For metallic and roughness, you just need a black and white texture or a constant1vector to control the values. For basecolor you will use an RGB image or constant3.

The UV map controls how the texture is going to be applied, there’s 2 main approaches, uniquely unwrapping and unwrapping for a tiling texture. UVing is a long topic, but basically all you are doing is making a 3d object flat so you can apply a 2D image to the model. uniquely unwrapping typically has textures that are unique for that model, unwrapping for tiling textures involves setting up the UVs for a more generic and versatile can be used. Tiling normal maps can have worse seams, and have less model specific details, they are normally used for ground textures, wood, rock, patterns, or anything you want to reuse.

UVing has norming to do with lighting

Normals and normal maps have everything to do with lighting.

Normal maps is a huge topic. Each vertex on a model has at least one normal, which controls how a polygon receives light. With a normal map, that value is controlled by the color of a pixel in the normal map combined with the normals on that polygon. You can create a high polygon model and bake or generate a normal map to a low poly model, that’s a unique normal map that will only work for that low poly model (or parts of it). You can also create tiling normal maps that are created in various applications through filters or height maps, that can be tiled onto any mesh that’s setup for one.
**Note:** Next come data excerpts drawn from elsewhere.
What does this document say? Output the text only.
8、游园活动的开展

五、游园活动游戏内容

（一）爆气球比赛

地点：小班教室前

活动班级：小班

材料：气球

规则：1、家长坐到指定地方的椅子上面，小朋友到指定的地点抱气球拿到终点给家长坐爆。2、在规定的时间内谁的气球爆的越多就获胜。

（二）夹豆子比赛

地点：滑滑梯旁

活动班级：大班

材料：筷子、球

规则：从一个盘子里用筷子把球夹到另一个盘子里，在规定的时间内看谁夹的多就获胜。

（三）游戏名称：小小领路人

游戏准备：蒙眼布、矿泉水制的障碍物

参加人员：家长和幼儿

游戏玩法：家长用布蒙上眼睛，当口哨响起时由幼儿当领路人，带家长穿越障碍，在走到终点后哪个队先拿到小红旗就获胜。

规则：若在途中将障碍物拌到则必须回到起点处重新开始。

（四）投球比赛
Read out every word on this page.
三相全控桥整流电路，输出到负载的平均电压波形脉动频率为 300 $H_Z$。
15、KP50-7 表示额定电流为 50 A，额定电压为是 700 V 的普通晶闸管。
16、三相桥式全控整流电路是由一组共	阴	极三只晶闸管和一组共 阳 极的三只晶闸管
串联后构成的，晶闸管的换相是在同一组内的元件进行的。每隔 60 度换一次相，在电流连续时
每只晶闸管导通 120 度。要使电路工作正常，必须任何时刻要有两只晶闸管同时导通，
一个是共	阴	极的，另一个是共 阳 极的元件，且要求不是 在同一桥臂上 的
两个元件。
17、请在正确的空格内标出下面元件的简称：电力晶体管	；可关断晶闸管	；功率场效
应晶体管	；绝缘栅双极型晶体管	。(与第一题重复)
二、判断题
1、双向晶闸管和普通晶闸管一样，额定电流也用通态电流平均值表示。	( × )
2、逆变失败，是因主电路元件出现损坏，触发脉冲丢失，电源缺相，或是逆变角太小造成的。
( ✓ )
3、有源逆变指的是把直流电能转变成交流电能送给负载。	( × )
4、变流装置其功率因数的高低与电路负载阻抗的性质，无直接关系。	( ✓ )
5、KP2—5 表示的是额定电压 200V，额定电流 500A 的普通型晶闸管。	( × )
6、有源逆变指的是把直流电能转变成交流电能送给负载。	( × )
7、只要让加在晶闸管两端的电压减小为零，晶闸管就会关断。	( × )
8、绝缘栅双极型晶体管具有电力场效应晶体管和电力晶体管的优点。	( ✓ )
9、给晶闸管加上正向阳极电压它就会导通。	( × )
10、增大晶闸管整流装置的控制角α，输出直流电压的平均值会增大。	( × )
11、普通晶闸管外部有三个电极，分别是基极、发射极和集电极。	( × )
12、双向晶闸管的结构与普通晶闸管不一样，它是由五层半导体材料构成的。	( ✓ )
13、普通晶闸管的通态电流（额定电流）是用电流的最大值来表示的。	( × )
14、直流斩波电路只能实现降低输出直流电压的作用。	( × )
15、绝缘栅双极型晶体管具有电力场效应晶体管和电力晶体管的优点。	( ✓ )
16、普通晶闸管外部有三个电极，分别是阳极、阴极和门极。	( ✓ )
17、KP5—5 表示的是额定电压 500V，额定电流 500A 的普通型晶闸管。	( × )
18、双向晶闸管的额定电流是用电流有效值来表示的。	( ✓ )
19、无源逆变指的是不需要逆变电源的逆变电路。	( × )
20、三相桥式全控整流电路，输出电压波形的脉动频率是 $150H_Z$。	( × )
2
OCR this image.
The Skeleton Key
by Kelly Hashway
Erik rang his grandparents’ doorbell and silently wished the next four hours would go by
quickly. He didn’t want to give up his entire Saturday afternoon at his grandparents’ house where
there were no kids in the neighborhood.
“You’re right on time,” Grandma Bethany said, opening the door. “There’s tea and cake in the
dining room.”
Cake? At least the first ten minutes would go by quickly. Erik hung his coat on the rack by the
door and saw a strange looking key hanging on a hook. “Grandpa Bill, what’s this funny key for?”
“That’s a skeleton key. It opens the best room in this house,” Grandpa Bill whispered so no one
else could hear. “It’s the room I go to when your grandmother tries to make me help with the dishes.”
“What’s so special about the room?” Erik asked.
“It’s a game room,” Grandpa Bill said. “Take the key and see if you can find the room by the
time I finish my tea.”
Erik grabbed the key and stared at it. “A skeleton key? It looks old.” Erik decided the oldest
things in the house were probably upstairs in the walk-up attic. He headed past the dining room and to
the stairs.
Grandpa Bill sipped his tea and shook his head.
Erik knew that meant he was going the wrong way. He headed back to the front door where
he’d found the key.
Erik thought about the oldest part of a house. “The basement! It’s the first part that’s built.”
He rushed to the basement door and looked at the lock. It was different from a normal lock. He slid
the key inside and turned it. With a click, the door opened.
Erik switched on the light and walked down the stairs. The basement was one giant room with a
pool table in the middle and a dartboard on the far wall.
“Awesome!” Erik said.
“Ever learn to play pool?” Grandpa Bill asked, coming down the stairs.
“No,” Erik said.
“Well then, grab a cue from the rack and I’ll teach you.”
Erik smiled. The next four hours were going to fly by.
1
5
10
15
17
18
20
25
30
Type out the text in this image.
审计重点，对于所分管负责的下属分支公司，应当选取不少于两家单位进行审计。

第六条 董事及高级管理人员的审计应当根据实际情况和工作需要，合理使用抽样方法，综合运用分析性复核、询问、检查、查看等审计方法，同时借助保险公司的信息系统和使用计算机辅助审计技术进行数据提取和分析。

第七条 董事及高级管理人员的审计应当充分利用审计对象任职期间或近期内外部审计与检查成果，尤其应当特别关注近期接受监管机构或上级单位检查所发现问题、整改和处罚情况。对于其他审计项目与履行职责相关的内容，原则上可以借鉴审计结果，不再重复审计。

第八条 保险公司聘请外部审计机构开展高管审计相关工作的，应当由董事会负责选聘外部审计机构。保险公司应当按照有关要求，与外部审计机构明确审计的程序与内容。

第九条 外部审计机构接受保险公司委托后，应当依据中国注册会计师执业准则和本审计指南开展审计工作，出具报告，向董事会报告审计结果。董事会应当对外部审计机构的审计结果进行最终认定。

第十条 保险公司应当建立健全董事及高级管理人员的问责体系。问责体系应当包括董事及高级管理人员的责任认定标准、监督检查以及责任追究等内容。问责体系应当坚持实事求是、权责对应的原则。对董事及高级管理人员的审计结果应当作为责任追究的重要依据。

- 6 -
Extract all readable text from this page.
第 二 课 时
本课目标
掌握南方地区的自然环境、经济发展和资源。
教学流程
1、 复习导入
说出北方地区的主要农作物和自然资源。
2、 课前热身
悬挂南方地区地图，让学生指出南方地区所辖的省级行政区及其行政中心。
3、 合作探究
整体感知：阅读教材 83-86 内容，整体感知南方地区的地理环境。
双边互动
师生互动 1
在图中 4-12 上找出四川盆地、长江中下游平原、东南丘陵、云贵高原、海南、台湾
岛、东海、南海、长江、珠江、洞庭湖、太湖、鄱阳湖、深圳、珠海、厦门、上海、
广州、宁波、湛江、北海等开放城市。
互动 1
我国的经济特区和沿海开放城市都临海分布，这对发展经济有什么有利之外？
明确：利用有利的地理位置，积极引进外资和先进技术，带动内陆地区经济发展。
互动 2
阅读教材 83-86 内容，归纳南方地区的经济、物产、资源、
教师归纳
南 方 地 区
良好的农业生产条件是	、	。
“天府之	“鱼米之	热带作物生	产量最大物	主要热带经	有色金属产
you mean power of 2 and yes it does have to do with mipmaps, I’m not great at explaining it but basically start with 2 then multiply by 2 and then multiply the result by 2 again and so-on, so 2x2=4 4x2=8 8x2=16 16x2=32…ect, here is a list of the most commonly used power of 2 texture sizes 32/64/128/256/512/1024/2048/4096, you can also mismatch them like having a texture 128x256 and then when it drops in res it will go to 64x128 texture.

Err… Did you mean “nothing” ?
If that is the case, the statement is kind of wrong.
UVs are important to lighting in terms of lightmap UVs (and the necessity of creating them manually if the in-situ creation on import doesnt get it right).

Thank you for that detailed reply, this will give me a considerable amount to chew on and will help move me in the right direction. I know I have a lot to learn, so every pointer helps.

Thank you for clearing up that question ~ this helps as I have a bit of understanding from way back in the day working with Quake 1 texturing. Things have since become considerably more complex, so to have clear and simple answers like yours is very useful. Much appreciated.

Your right, I should of said UVs don’t directly effect how a material is lit, until you bake the lighting, but baking lighting and lightmass setting up a scene to be lit is a huge topic on it’s own. If you are just learning how to make materials for the first time, I’d just use one of the example scenes, with decent lighting, and start throwing in your models or preset models, and making materials and textures for them.